Silent_Buddha
Legend
Bits of this article are now being focused on by other websites, namely the Shadow of War folks talking about Xbox One X development.
http://www.gamesindustry.biz/articl...mes-that-unite-people-rather-than-divide-them
Matt Allen, director of Technical Art at Monolith (which is working on Middle-earth: Shadow of War), also talks up the impact of 4K gaming.
...
"So our engine has a pretty cool layer, where the content guys just go and make incredibly high res stuff. 8K face textures for the orcs, 16K body textures... millions of triangles on the models. And there's a layer that says: I'm going to do this so it works on a low-end PC, and I'm going to do this for PS4 and Xbox One'. So that means when a more powerful system comes out all we have to do is tweak that layer, because the content guys are making stuff we still can't show.
"From a content standpoint, it didn't take long to get it working. From an engineering standpoint, because it shares a lot of DNA with Windows 10 - and we are already running on Windows 10 - it took our engineering director about a day to get it running on the original Scorpio kits. It wasn't perfect; there were edge cases, so it involved a bit of tinkering, but it was not a lot of extra work.
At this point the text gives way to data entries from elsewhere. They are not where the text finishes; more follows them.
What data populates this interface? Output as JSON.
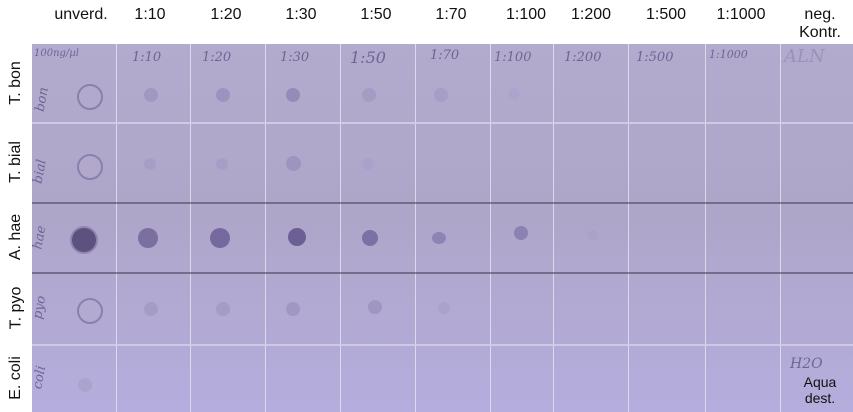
{
  "columns": [
    "unverd.",
    "1:10",
    "1:20",
    "1:30",
    "1:50",
    "1:70",
    "1:100",
    "1:200",
    "1:500",
    "1:1000",
    "neg. Kontr."
  ],
  "rows": [
    "T. bon",
    "T. bial",
    "A. hae",
    "T. pyo",
    "E. coli"
  ],
  "handwritten_top": [
    "100ng/µl",
    "1:10",
    "1:20",
    "1:30",
    "1:50",
    "1:70",
    "1:100",
    "1:200",
    "1:500",
    "1:1000",
    "ALN"
  ],
  "handwritten_left": [
    "bon",
    "bial",
    "hae",
    "pyo",
    "coli"
  ],
  "neg_control_bottom": {
    "handwritten": "H2O",
    "printed": "Aqua dest."
  },
  "colors": {
    "membrane": "#b1a9cb",
    "spot_dark": "#5d5180",
    "spot_light": "#a79ec8"
  }
}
If there are any people still doubting MS's plans...
There is some strategy around this way of thinking. For all the emphasis we're placing on X - on this being the grand relaunch of Xbox One - it's important not to forget the wider Xbox game plan. Microsoft's aim is to grow and sustain its Xbox Live users, not its hardware figures. It's notable that the biggest announcement it made at Gamescom was Age of Empires 4 - a PC game.
The hardware platform doesn't matter to them in the same way that it matters to Sony or Nintendo. It's the software platform (driven by Windows) that is important to them. Xbox is just an extension of that software (Windows) platform.
As long as Xbox remains a viable way of extending Windows to a wider audience, then Xbox will continue to exist as a console. Even if it was in dead last place, which it might end up being for this generation (if we include the Switch in this generation) as long as it extends the Windows platform to a non-negligible audience it'll have a place in MS's strategies.